I tried to implement DDP, mainly by following this official guide by PyTorch. Unfortunately, when I do that, I get the following error message:

return Variable._execution_engine.run_backward(  # Calls into the C++ engine to run the backward pass
RuntimeError: Expected to mark a variable ready only once. This error is caused by one of the following reasons: 1) Use of a module parameter outside the `forward` function. Please make sure model parameters are not shared across multiple concurrent forward-backward passes. or try to use _set_static_graph() as a workaround if this module graph does not change during training loop.2) Reused parameters in multiple reentrant backward passes. For example, if you use multiple `checkpoint` functions to wrap the same part of your model, it would result in the same set of parameters been used by different reentrant backward passes multiple times, and hence marking a variable ready multiple times. DDP does not support such use cases in default. You can try to use _set_static_graph() as a workaround if your module graph does not change over iterations.
Parameter at index 127 with name _orig_mod.base_model.model.model.layers.31.self_attn.v_proj.lora_B.default.weight has been marked as ready twice. This means that multiple autograd engine  hooks have fired for this particular parameter during this iteration.
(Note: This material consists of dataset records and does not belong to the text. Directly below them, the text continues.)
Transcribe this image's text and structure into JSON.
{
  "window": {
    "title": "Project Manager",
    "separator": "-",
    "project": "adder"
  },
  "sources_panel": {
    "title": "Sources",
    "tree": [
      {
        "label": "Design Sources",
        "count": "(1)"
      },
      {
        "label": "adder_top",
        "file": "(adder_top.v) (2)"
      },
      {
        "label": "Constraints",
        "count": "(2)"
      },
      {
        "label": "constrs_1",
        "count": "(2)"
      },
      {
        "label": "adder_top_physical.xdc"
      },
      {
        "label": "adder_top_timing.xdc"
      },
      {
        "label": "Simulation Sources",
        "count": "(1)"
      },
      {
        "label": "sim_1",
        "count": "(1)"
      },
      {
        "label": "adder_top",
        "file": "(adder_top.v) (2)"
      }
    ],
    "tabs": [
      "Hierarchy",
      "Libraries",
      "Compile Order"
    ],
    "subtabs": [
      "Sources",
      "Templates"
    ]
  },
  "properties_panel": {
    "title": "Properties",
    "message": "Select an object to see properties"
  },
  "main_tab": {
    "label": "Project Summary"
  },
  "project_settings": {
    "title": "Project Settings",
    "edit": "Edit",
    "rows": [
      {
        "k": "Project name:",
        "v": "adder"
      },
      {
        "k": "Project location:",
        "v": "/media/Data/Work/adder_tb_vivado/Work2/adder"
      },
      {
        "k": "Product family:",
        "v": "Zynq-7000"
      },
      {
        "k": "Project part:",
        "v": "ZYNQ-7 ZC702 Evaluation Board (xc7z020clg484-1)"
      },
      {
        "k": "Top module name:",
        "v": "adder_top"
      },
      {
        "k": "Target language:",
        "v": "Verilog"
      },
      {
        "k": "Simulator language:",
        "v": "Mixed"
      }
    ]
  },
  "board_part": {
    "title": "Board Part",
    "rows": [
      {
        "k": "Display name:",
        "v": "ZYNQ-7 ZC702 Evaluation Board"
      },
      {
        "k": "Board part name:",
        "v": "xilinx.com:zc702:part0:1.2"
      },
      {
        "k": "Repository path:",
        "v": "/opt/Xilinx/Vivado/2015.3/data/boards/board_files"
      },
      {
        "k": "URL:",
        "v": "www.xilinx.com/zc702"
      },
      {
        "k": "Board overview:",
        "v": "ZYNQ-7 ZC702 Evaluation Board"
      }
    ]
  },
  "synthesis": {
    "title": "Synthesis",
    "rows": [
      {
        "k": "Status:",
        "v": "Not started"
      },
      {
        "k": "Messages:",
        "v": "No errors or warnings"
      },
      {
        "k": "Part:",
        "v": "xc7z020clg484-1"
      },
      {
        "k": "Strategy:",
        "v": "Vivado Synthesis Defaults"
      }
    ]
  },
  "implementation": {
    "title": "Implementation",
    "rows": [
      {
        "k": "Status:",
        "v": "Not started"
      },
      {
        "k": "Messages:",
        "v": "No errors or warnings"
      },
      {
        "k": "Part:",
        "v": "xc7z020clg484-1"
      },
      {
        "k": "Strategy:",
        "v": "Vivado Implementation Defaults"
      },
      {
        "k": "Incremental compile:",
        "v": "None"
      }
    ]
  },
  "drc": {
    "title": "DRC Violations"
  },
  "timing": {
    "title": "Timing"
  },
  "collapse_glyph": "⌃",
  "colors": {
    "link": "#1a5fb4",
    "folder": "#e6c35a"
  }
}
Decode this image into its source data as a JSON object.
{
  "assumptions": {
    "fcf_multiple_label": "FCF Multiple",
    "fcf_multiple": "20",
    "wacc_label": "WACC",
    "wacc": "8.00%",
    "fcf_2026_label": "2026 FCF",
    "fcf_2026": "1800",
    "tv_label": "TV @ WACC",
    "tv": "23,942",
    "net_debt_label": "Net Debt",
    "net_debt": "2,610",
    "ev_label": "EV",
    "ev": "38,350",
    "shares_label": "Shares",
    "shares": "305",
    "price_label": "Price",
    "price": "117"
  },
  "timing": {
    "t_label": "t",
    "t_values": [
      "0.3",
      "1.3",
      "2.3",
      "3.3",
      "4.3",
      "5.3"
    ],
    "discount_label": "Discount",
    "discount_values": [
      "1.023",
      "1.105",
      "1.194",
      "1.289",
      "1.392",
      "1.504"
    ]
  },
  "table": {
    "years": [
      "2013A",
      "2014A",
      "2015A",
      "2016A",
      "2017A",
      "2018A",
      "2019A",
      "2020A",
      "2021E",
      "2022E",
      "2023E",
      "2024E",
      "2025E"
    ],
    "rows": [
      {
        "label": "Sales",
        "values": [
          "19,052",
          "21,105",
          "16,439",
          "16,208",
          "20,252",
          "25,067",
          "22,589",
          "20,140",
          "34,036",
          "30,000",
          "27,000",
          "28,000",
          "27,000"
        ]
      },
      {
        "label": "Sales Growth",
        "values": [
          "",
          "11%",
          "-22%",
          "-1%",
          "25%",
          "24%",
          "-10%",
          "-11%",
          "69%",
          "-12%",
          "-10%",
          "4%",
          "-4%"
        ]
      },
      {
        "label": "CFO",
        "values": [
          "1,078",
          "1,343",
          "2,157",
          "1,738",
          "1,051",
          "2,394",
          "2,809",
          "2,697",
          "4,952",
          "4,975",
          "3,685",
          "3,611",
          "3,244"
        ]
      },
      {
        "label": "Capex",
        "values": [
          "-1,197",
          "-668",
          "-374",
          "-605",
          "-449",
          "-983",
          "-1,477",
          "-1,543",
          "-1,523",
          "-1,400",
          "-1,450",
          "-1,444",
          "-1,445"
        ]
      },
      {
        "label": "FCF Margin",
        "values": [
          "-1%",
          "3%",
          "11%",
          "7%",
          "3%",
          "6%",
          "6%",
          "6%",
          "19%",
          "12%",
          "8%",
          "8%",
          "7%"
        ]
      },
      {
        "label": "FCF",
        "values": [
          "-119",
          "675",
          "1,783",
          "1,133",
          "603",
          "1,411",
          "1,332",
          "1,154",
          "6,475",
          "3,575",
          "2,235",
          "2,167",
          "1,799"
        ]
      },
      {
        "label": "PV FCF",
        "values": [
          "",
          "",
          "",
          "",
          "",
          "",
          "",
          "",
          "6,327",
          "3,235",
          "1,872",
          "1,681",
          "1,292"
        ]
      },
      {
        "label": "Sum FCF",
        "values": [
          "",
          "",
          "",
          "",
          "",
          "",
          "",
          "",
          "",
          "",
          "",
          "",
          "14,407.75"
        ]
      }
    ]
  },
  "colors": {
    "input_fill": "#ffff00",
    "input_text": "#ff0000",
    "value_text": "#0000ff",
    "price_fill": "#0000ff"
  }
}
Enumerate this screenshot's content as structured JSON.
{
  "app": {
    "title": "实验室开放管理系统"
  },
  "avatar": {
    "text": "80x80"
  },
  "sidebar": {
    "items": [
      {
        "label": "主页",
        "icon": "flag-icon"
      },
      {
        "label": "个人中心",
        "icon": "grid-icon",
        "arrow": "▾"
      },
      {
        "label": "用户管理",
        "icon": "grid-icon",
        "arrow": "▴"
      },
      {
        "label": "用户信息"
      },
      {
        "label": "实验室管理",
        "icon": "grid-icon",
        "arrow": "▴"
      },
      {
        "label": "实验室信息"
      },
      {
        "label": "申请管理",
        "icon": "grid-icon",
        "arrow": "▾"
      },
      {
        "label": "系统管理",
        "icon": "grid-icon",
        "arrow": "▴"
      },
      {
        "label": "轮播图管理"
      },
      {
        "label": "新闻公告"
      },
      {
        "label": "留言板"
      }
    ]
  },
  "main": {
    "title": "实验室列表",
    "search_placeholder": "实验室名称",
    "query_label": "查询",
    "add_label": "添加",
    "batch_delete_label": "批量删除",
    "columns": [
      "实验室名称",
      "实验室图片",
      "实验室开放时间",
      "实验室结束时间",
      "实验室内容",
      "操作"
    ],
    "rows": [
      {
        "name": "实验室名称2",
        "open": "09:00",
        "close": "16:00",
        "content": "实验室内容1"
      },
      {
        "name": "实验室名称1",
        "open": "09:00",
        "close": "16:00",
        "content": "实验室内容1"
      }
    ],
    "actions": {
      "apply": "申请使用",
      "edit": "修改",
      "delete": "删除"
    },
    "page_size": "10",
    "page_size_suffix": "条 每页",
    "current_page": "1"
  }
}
It sounds like I can’t run my architecture in DDP, did I understand it correctly? The error message suggests using _set_static_graph() “if this module graph does not change over iterations” but in my case it does since I pass the data through the classifier part and the causal LM part separately, right? I tried a bunch of different stuff after researching this error but it all leads back to this error.

Problem 3

After I couldn’t get DDP to work, I decided to try to load the classifier and the causal LM onto separate GPUs instead so that they can run in parallel during an iteration. However, here, I get this error message, even though I made sure the data and model for a specific task are both on the same device

RuntimeError: Expected all tensors to be on the same device, but found at least two devices, cuda:1 and cuda:0!

Even if this worked, I realized that moving the two models to separate GPUs would uncouple them again, effectively making them two completely separate models again, right? So they don’t share the common Llama-2 backbone anymore and backward()ing becomes very difficult to implement.

I’d appreciate it if you could share any ideas at all that come to mind.